The IHT saving is £49,360 on these figures.
Whatever figures one uses, if the value of the house and the amount of the IHT threshold increase in line with one another, splitting ownership of a valuable house takes 12.5% of the value of the house, at the time of Janet's death, out of IHT.
If the value of the house rises faster (perhaps because of development value) the saving is even greater. Only if the IHT threshold rises faster, will there be a disadvantage, and only then, when the 12.5% advantage is eroded.
Exactly the same applies to shares in family companies, if 100% Business Property Relief is unavailable or is restricted.
Example
Suppose Jonathan and Janet each owned 30% of the shares in Freeman Properties Ltd, a company without relief. If all the shares go to Janet now, a 60% holding will suffer IHT when she dies. The discount to asset value is unlikely to be more than 10%. But if enough of Jonathan's shares go to an NRB trust to take Janet's total below 50%, the discount on Janet's shares may increase to, say, 40% and the discount available when calculating the number of shares that can go to Jonathan's trust may be even greater.
Wills and Future Generations
Finally, I believe there is now more and more value in making gifts in wills to the next generation through trusts.
a) If young children are beneficiaries, the IHT rules are of bewildering complexity. The particular rules that take effect may be dictated by nothing other than the age of the children on the testator's death. It is impossible to know this when the Will is made.
'Trusts for bereaved minors', 'age 18-25 trusts' and 'immediate post-death interest' trusts may all have their place, but there is little point in making a choice at the time the Will is drafted.
IHTA s 144 allows trustees to convert a wide discretionary trust set up in the Will to any of these other forms of trust, if that is what is required. Alternatively, provided the trustees wait more than three months after the date of death, the gift within the discretionary trust can be converted to an absolute gift to, or a bare trust for, the children.
b) If young or improvident adults are beneficiaries, a trust can protect funds from being squandered at too early an age. A trust may also protect the beneficiary against business mistakes or matrimonial disasters. If the beneficiary is bankrupt at the time of the testator's death (or is made bankrupt soon after) an outright gift automatically goes to his creditors.

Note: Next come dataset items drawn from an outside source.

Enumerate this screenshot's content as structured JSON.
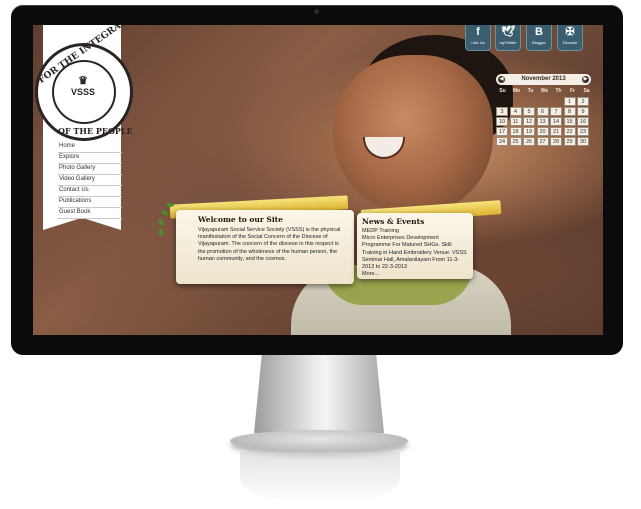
{
  "site": {
    "logo": {
      "ring_top": "FOR THE INTEGRAL GROWTH",
      "ring_bottom": "OF THE PEOPLE",
      "emblem": "VSSS"
    },
    "nav": [
      "Home",
      "Explore",
      "Photo Gallery",
      "Video Gallery",
      "Contact Us",
      "Publications",
      "Guest Book"
    ],
    "social": [
      {
        "icon": "facebook-icon",
        "glyph": "f",
        "label": "Like Us"
      },
      {
        "icon": "twitter-icon",
        "glyph": "🕊",
        "label": "myTwitter"
      },
      {
        "icon": "blogger-icon",
        "glyph": "B",
        "label": "Blogger"
      },
      {
        "icon": "diocese-icon",
        "glyph": "✠",
        "label": "Diocese"
      }
    ],
    "calendar": {
      "month": "November 2013",
      "weekdays": [
        "Su",
        "Mo",
        "Tu",
        "We",
        "Th",
        "Fr",
        "Sa"
      ],
      "first_weekday_index": 5,
      "days": 30
    },
    "welcome": {
      "title": "Welcome to our Site",
      "body": "Vijayapuram Social Service Society (VSSS) is the physical manifestation of the Social Concern of the Diocese of Vijayapuram. The concern of the diocese in this respect is the promotion of the wholeness of the human person, the human community, and the cosmos."
    },
    "news": {
      "title": "News & Events",
      "body": "MEDP Training\nMicro Enterprises Development Programme For Matured SHGs. Skill Training in Hand Embroidery Venue: VSSS Seminar Hall, Amalanilayam From 11-3-2013 to 22-3-2013",
      "more": "More..."
    }
  },
  "colors": {
    "monitor": "#0b0b0c",
    "ribbon_gold": "#dcb333",
    "panel_bg": "#fbf6e8",
    "social_bg": "#3a5e6f"
  }
}
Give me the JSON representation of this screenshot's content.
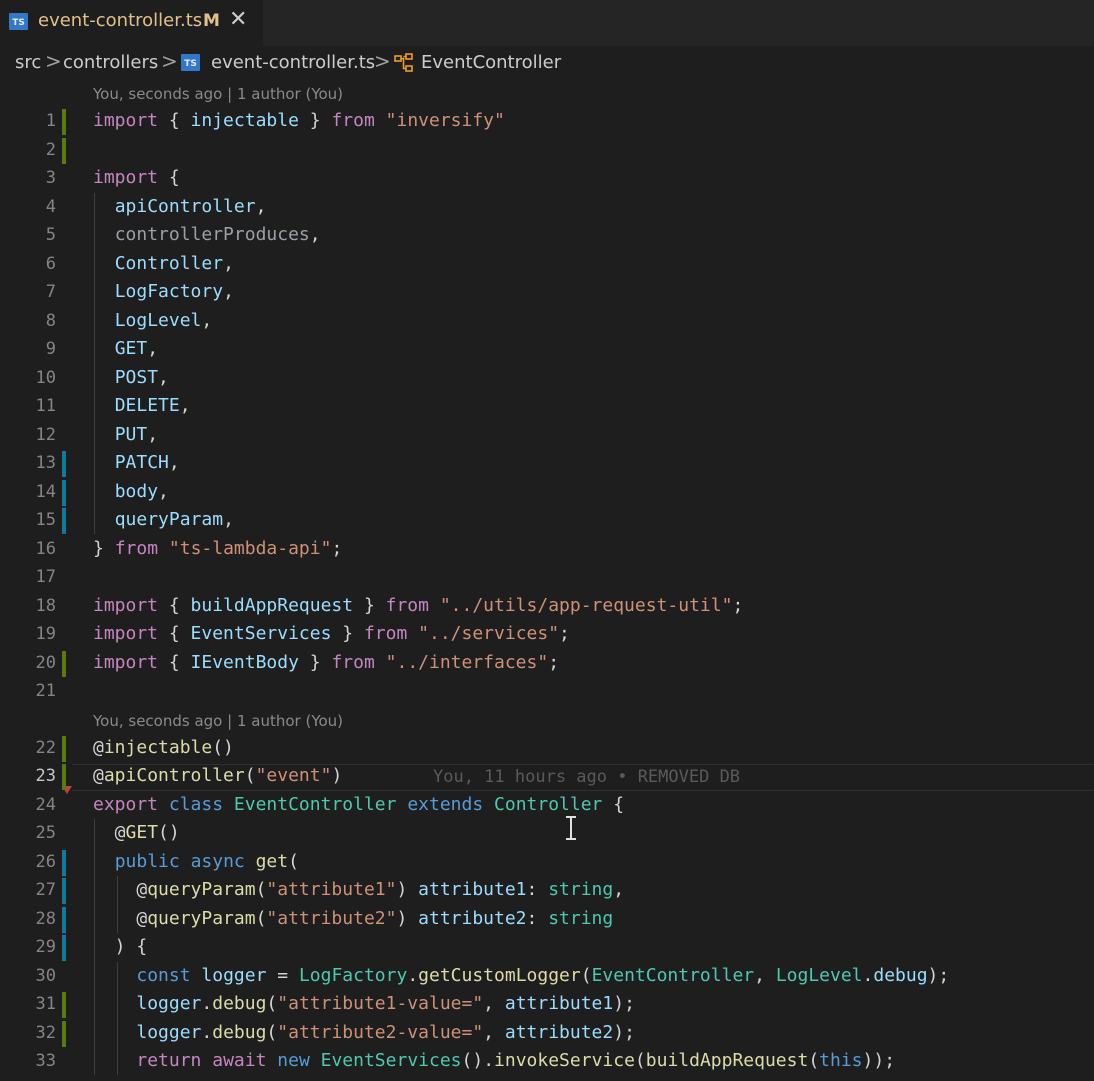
{
  "tab": {
    "title": "event-controller.ts",
    "modified": "M",
    "close": "✕",
    "icon": "TS"
  },
  "breadcrumb": {
    "src": "src",
    "controllers": "controllers",
    "file": "event-controller.ts",
    "symbol": "EventController",
    "sep": ">"
  },
  "codelens": [
    "You, seconds ago | 1 author (You)",
    "You, seconds ago | 1 author (You)"
  ],
  "blame": "You, 11 hours ago • REMOVED DB",
  "colors": {
    "keyword": "#c586c0",
    "string": "#ce9178",
    "variable": "#9cdcfe",
    "type": "#4ec9b0",
    "function": "#dcdcaa",
    "storage": "#569cd6",
    "added": "#587c0c",
    "modified": "#0c7d9d",
    "tab_text": "#e2c08d"
  },
  "lines": [
    {
      "n": "1",
      "parts": [
        [
          "k",
          "import"
        ],
        [
          "p",
          " { "
        ],
        [
          "v",
          "injectable"
        ],
        [
          "p",
          " } "
        ],
        [
          "k",
          "from"
        ],
        [
          "p",
          " "
        ],
        [
          "s",
          "\"inversify\""
        ]
      ]
    },
    {
      "n": "2",
      "parts": []
    },
    {
      "n": "3",
      "parts": [
        [
          "k",
          "import"
        ],
        [
          "p",
          " {"
        ]
      ]
    },
    {
      "n": "4",
      "parts": [
        [
          "p",
          "  "
        ],
        [
          "v",
          "apiController"
        ],
        [
          "p",
          ","
        ]
      ]
    },
    {
      "n": "5",
      "parts": [
        [
          "p",
          "  "
        ],
        [
          "g",
          "controllerProduces"
        ],
        [
          "p",
          ","
        ]
      ]
    },
    {
      "n": "6",
      "parts": [
        [
          "p",
          "  "
        ],
        [
          "v",
          "Controller"
        ],
        [
          "p",
          ","
        ]
      ]
    },
    {
      "n": "7",
      "parts": [
        [
          "p",
          "  "
        ],
        [
          "v",
          "LogFactory"
        ],
        [
          "p",
          ","
        ]
      ]
    },
    {
      "n": "8",
      "parts": [
        [
          "p",
          "  "
        ],
        [
          "v",
          "LogLevel"
        ],
        [
          "p",
          ","
        ]
      ]
    },
    {
      "n": "9",
      "parts": [
        [
          "p",
          "  "
        ],
        [
          "v",
          "GET"
        ],
        [
          "p",
          ","
        ]
      ]
    },
    {
      "n": "10",
      "parts": [
        [
          "p",
          "  "
        ],
        [
          "v",
          "POST"
        ],
        [
          "p",
          ","
        ]
      ]
    },
    {
      "n": "11",
      "parts": [
        [
          "p",
          "  "
        ],
        [
          "v",
          "DELETE"
        ],
        [
          "p",
          ","
        ]
      ]
    },
    {
      "n": "12",
      "parts": [
        [
          "p",
          "  "
        ],
        [
          "v",
          "PUT"
        ],
        [
          "p",
          ","
        ]
      ]
    },
    {
      "n": "13",
      "parts": [
        [
          "p",
          "  "
        ],
        [
          "v",
          "PATCH"
        ],
        [
          "p",
          ","
        ]
      ]
    },
    {
      "n": "14",
      "parts": [
        [
          "p",
          "  "
        ],
        [
          "v",
          "body"
        ],
        [
          "p",
          ","
        ]
      ]
    },
    {
      "n": "15",
      "parts": [
        [
          "p",
          "  "
        ],
        [
          "v",
          "queryParam"
        ],
        [
          "p",
          ","
        ]
      ]
    },
    {
      "n": "16",
      "parts": [
        [
          "p",
          "} "
        ],
        [
          "k",
          "from"
        ],
        [
          "p",
          " "
        ],
        [
          "s",
          "\"ts-lambda-api\""
        ],
        [
          "p",
          ";"
        ]
      ]
    },
    {
      "n": "17",
      "parts": []
    },
    {
      "n": "18",
      "parts": [
        [
          "k",
          "import"
        ],
        [
          "p",
          " { "
        ],
        [
          "v",
          "buildAppRequest"
        ],
        [
          "p",
          " } "
        ],
        [
          "k",
          "from"
        ],
        [
          "p",
          " "
        ],
        [
          "s",
          "\"../utils/app-request-util\""
        ],
        [
          "p",
          ";"
        ]
      ]
    },
    {
      "n": "19",
      "parts": [
        [
          "k",
          "import"
        ],
        [
          "p",
          " { "
        ],
        [
          "v",
          "EventServices"
        ],
        [
          "p",
          " } "
        ],
        [
          "k",
          "from"
        ],
        [
          "p",
          " "
        ],
        [
          "s",
          "\"../services\""
        ],
        [
          "p",
          ";"
        ]
      ]
    },
    {
      "n": "20",
      "parts": [
        [
          "k",
          "import"
        ],
        [
          "p",
          " { "
        ],
        [
          "v",
          "IEventBody"
        ],
        [
          "p",
          " } "
        ],
        [
          "k",
          "from"
        ],
        [
          "p",
          " "
        ],
        [
          "s",
          "\"../interfaces\""
        ],
        [
          "p",
          ";"
        ]
      ]
    },
    {
      "n": "21",
      "parts": []
    },
    {
      "n": "22",
      "parts": [
        [
          "p",
          "@"
        ],
        [
          "f",
          "injectable"
        ],
        [
          "p",
          "()"
        ]
      ]
    },
    {
      "n": "23",
      "parts": [
        [
          "p",
          "@"
        ],
        [
          "f",
          "apiController"
        ],
        [
          "p",
          "("
        ],
        [
          "s",
          "\"event\""
        ],
        [
          "p",
          ")"
        ]
      ]
    },
    {
      "n": "24",
      "parts": [
        [
          "k",
          "export"
        ],
        [
          "p",
          " "
        ],
        [
          "kb",
          "class"
        ],
        [
          "p",
          " "
        ],
        [
          "t",
          "EventController"
        ],
        [
          "p",
          " "
        ],
        [
          "kb",
          "extends"
        ],
        [
          "p",
          " "
        ],
        [
          "t",
          "Controller"
        ],
        [
          "p",
          " {"
        ]
      ]
    },
    {
      "n": "25",
      "parts": [
        [
          "p",
          "  @"
        ],
        [
          "f",
          "GET"
        ],
        [
          "p",
          "()"
        ]
      ]
    },
    {
      "n": "26",
      "parts": [
        [
          "p",
          "  "
        ],
        [
          "kb",
          "public"
        ],
        [
          "p",
          " "
        ],
        [
          "kb",
          "async"
        ],
        [
          "p",
          " "
        ],
        [
          "f",
          "get"
        ],
        [
          "p",
          "("
        ]
      ]
    },
    {
      "n": "27",
      "parts": [
        [
          "p",
          "    @"
        ],
        [
          "f",
          "queryParam"
        ],
        [
          "p",
          "("
        ],
        [
          "s",
          "\"attribute1\""
        ],
        [
          "p",
          ") "
        ],
        [
          "v",
          "attribute1"
        ],
        [
          "p",
          ": "
        ],
        [
          "t",
          "string"
        ],
        [
          "p",
          ","
        ]
      ]
    },
    {
      "n": "28",
      "parts": [
        [
          "p",
          "    @"
        ],
        [
          "f",
          "queryParam"
        ],
        [
          "p",
          "("
        ],
        [
          "s",
          "\"attribute2\""
        ],
        [
          "p",
          ") "
        ],
        [
          "v",
          "attribute2"
        ],
        [
          "p",
          ": "
        ],
        [
          "t",
          "string"
        ]
      ]
    },
    {
      "n": "29",
      "parts": [
        [
          "p",
          "  ) {"
        ]
      ]
    },
    {
      "n": "30",
      "parts": [
        [
          "p",
          "    "
        ],
        [
          "kb",
          "const"
        ],
        [
          "p",
          " "
        ],
        [
          "v",
          "logger"
        ],
        [
          "p",
          " = "
        ],
        [
          "t",
          "LogFactory"
        ],
        [
          "p",
          "."
        ],
        [
          "f",
          "getCustomLogger"
        ],
        [
          "p",
          "("
        ],
        [
          "t",
          "EventController"
        ],
        [
          "p",
          ", "
        ],
        [
          "t",
          "LogLevel"
        ],
        [
          "p",
          "."
        ],
        [
          "v",
          "debug"
        ],
        [
          "p",
          ");"
        ]
      ]
    },
    {
      "n": "31",
      "parts": [
        [
          "p",
          "    "
        ],
        [
          "v",
          "logger"
        ],
        [
          "p",
          "."
        ],
        [
          "f",
          "debug"
        ],
        [
          "p",
          "("
        ],
        [
          "s",
          "\"attribute1-value=\""
        ],
        [
          "p",
          ", "
        ],
        [
          "v",
          "attribute1"
        ],
        [
          "p",
          ");"
        ]
      ]
    },
    {
      "n": "32",
      "parts": [
        [
          "p",
          "    "
        ],
        [
          "v",
          "logger"
        ],
        [
          "p",
          "."
        ],
        [
          "f",
          "debug"
        ],
        [
          "p",
          "("
        ],
        [
          "s",
          "\"attribute2-value=\""
        ],
        [
          "p",
          ", "
        ],
        [
          "v",
          "attribute2"
        ],
        [
          "p",
          ");"
        ]
      ]
    },
    {
      "n": "33",
      "parts": [
        [
          "p",
          "    "
        ],
        [
          "k",
          "return"
        ],
        [
          "p",
          " "
        ],
        [
          "k",
          "await"
        ],
        [
          "p",
          " "
        ],
        [
          "kb",
          "new"
        ],
        [
          "p",
          " "
        ],
        [
          "t",
          "EventServices"
        ],
        [
          "p",
          "()."
        ],
        [
          "f",
          "invokeService"
        ],
        [
          "p",
          "("
        ],
        [
          "f",
          "buildAppRequest"
        ],
        [
          "p",
          "("
        ],
        [
          "kb",
          "this"
        ],
        [
          "p",
          "));"
        ]
      ]
    }
  ]
}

c) If there are adult beneficiaries with young children of their own, particularly if they are paying school fees for their children, it is a positive advantage for inheritances to come to them in the form of a trust. The trust can be organised so that, for the time being, any income belongs to the young children, who will usually have personal allowances and lower rate bands of tax available. Compare this with the beneficiary paying the school fees from his own pocket after 40% (or, from next year, 50%) tax.
d) Older beneficiaries may already have IHT problems of their own. If they receive gifts within a trust, they can still benefit, to whatever extent they wish, but the inheritance does not add to their own estate. There is a risk of ten-yearly 6% IHT charges but this will be much cheaper than 40% IHT on death.
e) Handicapped, disabled or elderly beneficiaries may be unable to manage assets and may be able to preserve their rights to means-tested benefits and allowances.
In every case the trust in the Will is only a starting point. IHTA s 144 allows almost any variation to be made in the two years after death, without adverse tax consequences.
It is essential, of course, to appoint trustees who can be relied on to take the right decisions after the testator has died. But, provided clear guidelines are given, the best decision can be taken according to the circumstances (and the tax rules) that exist after death.